Code Monkey home page Code Monkey logo

64-bit-typed-atomics-extension's Introduction

DISCONTINUATION OF PROJECT

This project will no longer be maintained by Intel.
Intel has ceased development and contributions including, but not limited to, maintenance, bug fixes, new releases, or updates, to this project.
Intel no longer accepts patches to this project.
If you have an ongoing need to use this project, are interested in independently developing it, or would like to maintain patches for the open source software community, please create your own fork of this project.

Intel 64-bit Typed Atomics Extension

Introduction

Intel offers a subset of the HLSL Shader Model 6.6 64-bit Typed Atomic support through the Intel Extension Framework on our latest Alchemist A-Series GPUs. This paper will detail how to use the Intel Extension Framework for both DirectX 12 API Extensions as well as how to use the extension framework to use a shader (HLSL) extension. Initializing the Extension Framework is an easy task.

Limitations

It is important to understand that there are limitations to the 64-bit typed atomic support on DG2/Alchemist. Because of these limitations we are exposing what we can support via an extension until we are able to more fully support Shader Model 6.6.

  • D3D12_RESOURCE_DIMENSION_TEXTURE2D only
  • No mip-map surfaces, no 3D surfaces or 2D arrays
  • We are not supporting subregions of a surface

The Sample

We wrote a basic sample to demonstrate the instantiation and use of the extension in an easy to follow project. First import and link the extension framework igdex64.lib along with its dependencies: shlwapi.lib, setupapi.lib, and cfgmgr32.lib to your project. Next, add the igdext.h and IntelExtensions12.hlsl header files to the project. Once this is completed the framework can be initialized during application startup.

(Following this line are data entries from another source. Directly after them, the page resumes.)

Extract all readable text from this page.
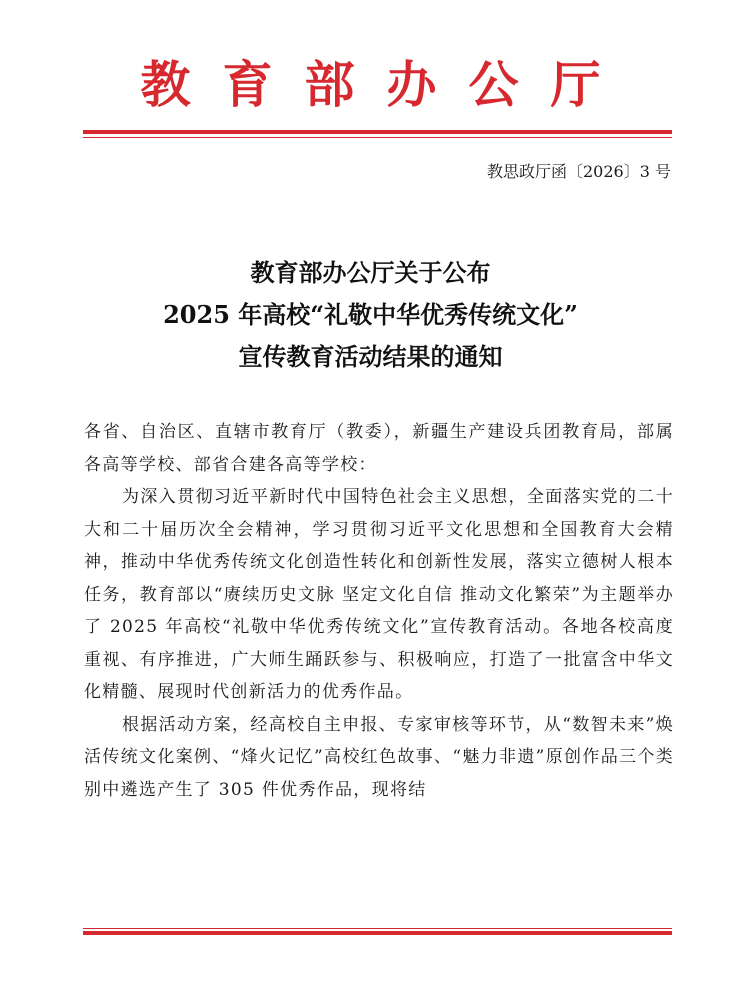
教育部办公厅
教思政厅函〔2026〕3 号
教育部办公厅关于公布
2025 年高校“礼敬中华优秀传统文化”
宣传教育活动结果的通知

各省、自治区、直辖市教育厅（教委），新疆生产建设兵团教育局，部属各高等学校、部省合建各高等学校：

为深入贯彻习近平新时代中国特色社会主义思想，全面落实党的二十大和二十届历次全会精神，学习贯彻习近平文化思想和全国教育大会精神，推动中华优秀传统文化创造性转化和创新性发展，落实立德树人根本任务，教育部以“赓续历史文脉 坚定文化自信 推动文化繁荣”为主题举办了 2025 年高校“礼敬中华优秀传统文化”宣传教育活动。各地各校高度重视、有序推进，广大师生踊跃参与、积极响应，打造了一批富含中华文化精髓、展现时代创新活力的优秀作品。

根据活动方案，经高校自主申报、专家审核等环节，从“数智未来”焕活传统文化案例、“烽火记忆”高校红色故事、“魅力非遗”原创作品三个类别中遴选产生了 305 件优秀作品，现将结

Loading The Extension Framework

First load the Intel Extension Library using INTC_LoadExtensionsLibrary function. We can pass true to have it look for the igdext64.dll in the working directory, or false to look in the driver installation directory.

INTC_LoadExtensionsLibrary(true);

Next, query the supported extension framework version to determine what level of support can be expected with the currently library and hardware configuration. This function first needs to be called to get the supported version count and then called a second time to populate an INTCExtensionVersion array. The first call return value is used to allocate an array for the second call to populate with version details as can be seen in the same code.

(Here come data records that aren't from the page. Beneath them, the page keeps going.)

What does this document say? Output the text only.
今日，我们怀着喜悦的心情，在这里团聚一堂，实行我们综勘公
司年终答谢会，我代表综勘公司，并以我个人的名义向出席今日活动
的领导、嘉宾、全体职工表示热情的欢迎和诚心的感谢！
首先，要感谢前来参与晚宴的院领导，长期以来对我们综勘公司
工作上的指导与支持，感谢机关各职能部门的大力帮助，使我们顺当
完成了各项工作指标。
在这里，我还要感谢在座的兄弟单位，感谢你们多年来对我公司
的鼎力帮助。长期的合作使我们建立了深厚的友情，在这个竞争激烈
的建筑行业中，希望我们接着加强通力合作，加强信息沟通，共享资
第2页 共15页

//first, fill in the supportedExtVersionCount. This does not populate pSupportedExtVersions  
INTC_D3D12_GetSupportedVersions(m_device.Get(), nullptr, &supportedExtVersionCount);

//allocate space for pSupportedExtVersions here using supportedExtVersionCount
pSupportedExtVersions = new  INTCExtensionVersion[supportedExtVersionCount]{}; 

//Next, use returned value for supportedExtVersionCount to allocate space for the supported extensions  
INTC_D3D12_GetSupportedVersions(m_device.Get(), pSupportedExtVersions, &supportedExtVersionCount);

//Finally, create the device extension context using the current device. The m_pINTCExtensionContext object will be used to call the Extension API functions.
INTC_D3D12_CreateDeviceExtensionContext(m_device.Get(), &m_pINTCExtensionContext, &intcExtensionInfo, nullptr);

It is important to note that the examples above need error handling code, please refer to the project for initialization source code.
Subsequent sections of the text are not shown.